Last week, in a list of the “saddest U.S. cities,” Men’s Health ranked Memphis, with its subtropical climate and legendary music scene, as the third-saddest city in the country. Clearly the place has taken a dive since February, when Forbes reported that Memphis is the sixth-happiest city to work in. Memphis is apparently a little slice of heaven — as long as you’re sitting at the office.

City rankings have become foolproof click-bait for blogs and websites. No category seems too niche: Best cities for Christmas. Best cities for vegans. Best cities for Nascar fans. Loneliest cities. Funniest cities. Manliest cities. Apparently there is no urban trait that can’t be crystalized with three or four statistics compiled by a whip-sharp editorial intern.

But for some some reason, these lists never seem to quite mesh with reality. Financial Times writer Edwin Heathcote pointed out recently that many of the places that top the “most livable cities” lists are places no one really wants to live — it’s always (no offense, guys) Provo, Utah, and Ann Arbor, Mich., and Manchester, N.H. “What, you might ask, no New York? No London? No L.A. or H.K.?” asked Heathcote. To reduce a city to metrics “is to strip out all the complexity, all the friction and buzz that make big cities what they are.”



For instance, Men’s Health’s “saddest city” rankings looked at rates of suicide, unemployment, antidepressant use and “the number of people who report feeling the blues.” But Joe Peach, editor of the online magazine This Big City, says that while rankings might have merit for measuring something like health, “You simply can’t quantify happiness. You could easily create a list of cities which have the most Starbucks, but you couldn’t create a list of cities for ‘the best coffee’ — we’re all different, and we like different things.”

The essence of a city, says Peach, is something more than the sum of its parts. If it wasn’t, New York and Los Angeles, with their epic congestion and high rents, would quickly depopulate. Instead, these are the places that the best and brightest dream of moving to. And cities don’t lend themselves to rankings that pick winners and losers either, says public policy consultant Otis White. “Cities aren’t engaged in a zero-sum game. This isn’t football. Boston can do well and New York can do well.” Both can be great places for different people.

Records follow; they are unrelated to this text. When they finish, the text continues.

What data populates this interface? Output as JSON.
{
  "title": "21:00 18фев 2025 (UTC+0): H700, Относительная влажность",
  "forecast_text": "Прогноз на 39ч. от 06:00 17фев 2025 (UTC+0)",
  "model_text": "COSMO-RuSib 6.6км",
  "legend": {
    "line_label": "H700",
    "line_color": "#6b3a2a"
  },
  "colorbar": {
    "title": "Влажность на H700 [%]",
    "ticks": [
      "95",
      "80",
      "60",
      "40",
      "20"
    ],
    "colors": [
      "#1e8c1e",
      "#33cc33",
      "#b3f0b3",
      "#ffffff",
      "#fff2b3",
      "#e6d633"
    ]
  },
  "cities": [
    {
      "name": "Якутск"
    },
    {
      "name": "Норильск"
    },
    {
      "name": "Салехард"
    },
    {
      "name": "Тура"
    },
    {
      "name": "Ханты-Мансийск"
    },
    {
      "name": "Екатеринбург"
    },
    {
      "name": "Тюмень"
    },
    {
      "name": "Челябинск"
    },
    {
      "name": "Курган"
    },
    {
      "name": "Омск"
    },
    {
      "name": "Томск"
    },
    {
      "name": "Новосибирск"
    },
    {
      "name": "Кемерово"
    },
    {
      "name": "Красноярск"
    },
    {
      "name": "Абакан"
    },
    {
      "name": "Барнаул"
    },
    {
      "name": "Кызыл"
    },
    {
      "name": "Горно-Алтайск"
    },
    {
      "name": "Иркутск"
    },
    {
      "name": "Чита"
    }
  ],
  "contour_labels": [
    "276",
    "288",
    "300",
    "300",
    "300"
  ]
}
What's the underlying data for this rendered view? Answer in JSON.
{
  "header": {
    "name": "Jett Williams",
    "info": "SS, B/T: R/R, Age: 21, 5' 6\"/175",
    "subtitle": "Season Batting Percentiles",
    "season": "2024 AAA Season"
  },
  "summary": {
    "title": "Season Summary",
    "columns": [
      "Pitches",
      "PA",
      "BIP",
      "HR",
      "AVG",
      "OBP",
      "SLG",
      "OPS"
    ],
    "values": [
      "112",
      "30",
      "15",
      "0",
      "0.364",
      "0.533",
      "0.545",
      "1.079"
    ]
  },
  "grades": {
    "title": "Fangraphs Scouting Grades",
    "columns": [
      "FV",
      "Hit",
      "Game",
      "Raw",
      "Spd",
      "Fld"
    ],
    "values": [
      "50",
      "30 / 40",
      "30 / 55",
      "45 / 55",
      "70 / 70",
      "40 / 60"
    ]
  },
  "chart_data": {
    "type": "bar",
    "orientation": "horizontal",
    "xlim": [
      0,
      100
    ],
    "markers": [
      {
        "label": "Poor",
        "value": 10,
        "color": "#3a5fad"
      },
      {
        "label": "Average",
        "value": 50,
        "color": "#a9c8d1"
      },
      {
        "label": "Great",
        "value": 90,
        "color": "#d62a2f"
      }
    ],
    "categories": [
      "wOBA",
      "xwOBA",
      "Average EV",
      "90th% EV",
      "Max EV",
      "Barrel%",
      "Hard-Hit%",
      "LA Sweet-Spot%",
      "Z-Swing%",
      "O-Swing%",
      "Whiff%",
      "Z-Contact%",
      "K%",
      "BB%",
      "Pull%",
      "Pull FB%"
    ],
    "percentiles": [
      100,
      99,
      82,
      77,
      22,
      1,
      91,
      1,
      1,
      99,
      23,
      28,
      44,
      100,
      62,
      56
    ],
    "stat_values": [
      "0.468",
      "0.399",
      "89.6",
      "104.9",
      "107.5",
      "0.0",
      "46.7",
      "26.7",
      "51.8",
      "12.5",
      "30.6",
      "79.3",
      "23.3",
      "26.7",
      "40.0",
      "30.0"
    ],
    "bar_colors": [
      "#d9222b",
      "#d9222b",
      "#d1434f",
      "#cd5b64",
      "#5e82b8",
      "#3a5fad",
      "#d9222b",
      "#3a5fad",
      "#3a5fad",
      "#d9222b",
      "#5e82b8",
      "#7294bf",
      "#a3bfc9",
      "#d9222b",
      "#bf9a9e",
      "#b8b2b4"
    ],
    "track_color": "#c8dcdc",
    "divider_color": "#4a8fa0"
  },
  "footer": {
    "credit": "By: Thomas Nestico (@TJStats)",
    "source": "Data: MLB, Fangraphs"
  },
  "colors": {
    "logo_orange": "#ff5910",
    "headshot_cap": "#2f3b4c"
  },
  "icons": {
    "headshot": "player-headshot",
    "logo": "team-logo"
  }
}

“What is vibrant and interesting to one person is loud and overwhelming to another,” says Peach. In the end, it all comes down to how you, as an individual, interact with that particular city. “Where is the category in these lists for ‘That awesome time I cycled with my boyfriend on the back of my Boris bike to our favorite Communist-themed cocktail bar’?” Peach asks.

Cities are experiences as much as they are physical locations. They’re not just places with a certain number of coffee shops or Apple stores or antidepressant users. Those data points may gesture in the general direction of a city’s temperament, but what matters most to urban dwellers are the things that are much harder to nail down. A 2008 study that surveyed 43,000 people over a course of three years found that what attached them to their communities the most weren’t the things that are easy to measure, like job availability or quality of schools. They were more ephemeral aspects, like openness, social offerings and aesthetics — “Very much the same qualities that make a good place and can only be measured qualitatively,” says Ethan Kent, vice president of the Project for Public Spaces.

Add to this the problem that many of these lists have an ulterior motive. “I think the objective of these lists is to get headlines in newspapers,” says White. “Sometimes they’re connected to a company — the best cities for dating will be compiled by a body-spray company.” And just because they’re citing stats doesn’t mean their conclusions are bulletproof — the book “How to Lie With Statistics” has been a go-to reference since 1954 for this kind of stuff.

In the end, the most value these lists probably have is that they can get people talking about issues. “In some respects it’s helpful for the media to come up with new measures that may not be academically rigorous, but provoke a conversation,” says Bruce Katz, director of the Brookings Institution’s Metropolitan Policy Program. “The more people don’t take them at face value, but say, ‘That’s an interesting question,’ the more valuable they may be.”